Got it. Texas has been browbeaten into constructing enough of these white elephants to surpass California in pouring money down this particular rat-hole and now leads the nation in wildly uneconomical and utterly insignificant alternative energy output. This has to be great comfort to the Texans as they freeze in the dark.

And in the end they needn’t have bothered. An altogether unimpressed EPA has decided to make Texas — one of the few states to challenge its recent decision to regulate greenhouse gas emissions from power plants and oil refineries — its poster child by directly taking over its greenhouse gas permitting program.

The facts are painfully clear; because of the EPA’s obsession with global warming, which has spawned the lunatic classification of carbon dioxide as a pollutant, an already onerous regulatory system is about to become much worse. We have already lost years in the struggle to keep our energy supply apace with growing demand by banning and/or over-regulating our most economical sources such as fossil fuels and nuclear while promoting “green” solutions, some of which may someday be economically viable but whose adoption can only be considered premature at this point.

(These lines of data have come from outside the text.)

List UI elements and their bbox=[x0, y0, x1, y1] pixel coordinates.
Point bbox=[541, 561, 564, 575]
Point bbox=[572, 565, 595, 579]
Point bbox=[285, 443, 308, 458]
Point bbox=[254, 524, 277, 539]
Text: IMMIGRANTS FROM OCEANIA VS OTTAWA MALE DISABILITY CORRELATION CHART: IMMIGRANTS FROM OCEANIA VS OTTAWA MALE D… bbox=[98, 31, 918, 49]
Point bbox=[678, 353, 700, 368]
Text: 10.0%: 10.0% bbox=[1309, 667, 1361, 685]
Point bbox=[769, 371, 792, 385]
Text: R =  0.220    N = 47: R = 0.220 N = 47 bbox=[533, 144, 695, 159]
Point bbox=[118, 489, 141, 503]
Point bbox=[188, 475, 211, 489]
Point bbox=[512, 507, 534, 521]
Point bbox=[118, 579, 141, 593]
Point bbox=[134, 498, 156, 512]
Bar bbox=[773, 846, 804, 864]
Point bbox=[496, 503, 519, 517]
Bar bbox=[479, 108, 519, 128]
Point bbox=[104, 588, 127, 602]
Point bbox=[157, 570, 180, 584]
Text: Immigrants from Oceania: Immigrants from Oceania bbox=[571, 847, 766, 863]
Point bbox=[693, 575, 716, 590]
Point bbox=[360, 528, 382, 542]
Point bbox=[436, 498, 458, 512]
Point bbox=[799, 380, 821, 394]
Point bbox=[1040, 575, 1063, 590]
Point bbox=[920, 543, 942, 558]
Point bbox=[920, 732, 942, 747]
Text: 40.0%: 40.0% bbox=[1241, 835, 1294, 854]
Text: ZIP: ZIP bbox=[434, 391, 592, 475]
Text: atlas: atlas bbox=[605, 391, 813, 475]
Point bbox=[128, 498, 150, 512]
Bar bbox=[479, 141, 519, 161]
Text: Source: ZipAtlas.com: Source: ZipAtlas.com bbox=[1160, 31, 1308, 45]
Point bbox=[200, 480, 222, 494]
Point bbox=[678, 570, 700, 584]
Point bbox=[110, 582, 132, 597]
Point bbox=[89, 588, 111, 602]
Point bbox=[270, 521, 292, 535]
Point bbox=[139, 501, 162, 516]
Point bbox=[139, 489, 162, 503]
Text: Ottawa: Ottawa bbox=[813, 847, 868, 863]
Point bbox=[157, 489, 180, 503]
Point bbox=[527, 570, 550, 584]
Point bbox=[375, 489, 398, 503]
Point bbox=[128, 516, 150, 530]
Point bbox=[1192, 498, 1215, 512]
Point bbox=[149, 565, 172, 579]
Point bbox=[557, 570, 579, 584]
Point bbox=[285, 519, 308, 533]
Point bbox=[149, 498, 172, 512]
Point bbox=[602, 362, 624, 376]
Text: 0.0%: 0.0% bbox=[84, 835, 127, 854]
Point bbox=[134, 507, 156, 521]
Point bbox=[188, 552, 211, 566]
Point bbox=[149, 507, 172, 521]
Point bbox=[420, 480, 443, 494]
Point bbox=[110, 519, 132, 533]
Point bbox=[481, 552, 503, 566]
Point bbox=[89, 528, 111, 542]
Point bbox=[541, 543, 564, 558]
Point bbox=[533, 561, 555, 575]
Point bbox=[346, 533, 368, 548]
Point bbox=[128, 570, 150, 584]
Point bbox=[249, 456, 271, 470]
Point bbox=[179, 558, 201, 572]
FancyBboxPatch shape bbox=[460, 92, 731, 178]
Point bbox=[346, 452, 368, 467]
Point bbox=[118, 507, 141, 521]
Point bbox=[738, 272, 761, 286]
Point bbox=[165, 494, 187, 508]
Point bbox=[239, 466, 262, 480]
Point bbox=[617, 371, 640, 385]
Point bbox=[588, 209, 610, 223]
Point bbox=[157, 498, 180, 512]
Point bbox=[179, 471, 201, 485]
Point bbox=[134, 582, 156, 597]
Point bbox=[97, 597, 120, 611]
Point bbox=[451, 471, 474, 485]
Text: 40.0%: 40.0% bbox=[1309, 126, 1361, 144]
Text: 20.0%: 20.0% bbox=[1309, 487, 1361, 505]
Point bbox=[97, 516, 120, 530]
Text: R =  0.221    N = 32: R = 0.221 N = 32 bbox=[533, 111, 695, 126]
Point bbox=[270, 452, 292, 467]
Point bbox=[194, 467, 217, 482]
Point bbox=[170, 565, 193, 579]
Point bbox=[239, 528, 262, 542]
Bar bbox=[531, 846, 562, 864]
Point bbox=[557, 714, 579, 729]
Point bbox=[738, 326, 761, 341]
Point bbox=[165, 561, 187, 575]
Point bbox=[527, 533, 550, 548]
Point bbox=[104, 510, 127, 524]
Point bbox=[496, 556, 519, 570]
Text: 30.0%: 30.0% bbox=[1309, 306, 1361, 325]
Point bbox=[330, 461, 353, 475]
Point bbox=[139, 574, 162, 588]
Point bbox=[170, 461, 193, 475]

Organizations like the Sierra Club, who have no idea how to change a lightbulb much less power one, may get positively giddy when announcing that 150 planned coal-fired plants have been canceled since 2001, but the Chinese, with whom we are presumably supposed to compete, have no such misgivings.

The net result of crippling energy solutions that work in favor of those that don’t is progressive deindustrialization. If the EPA prevails in its attempt to micromanage power plants with an army of carbon-sniffing bureaucrats, long on ideology and short on industry experience and expertise, we will all look back on the rolling blackouts of 2011 with nostalgia.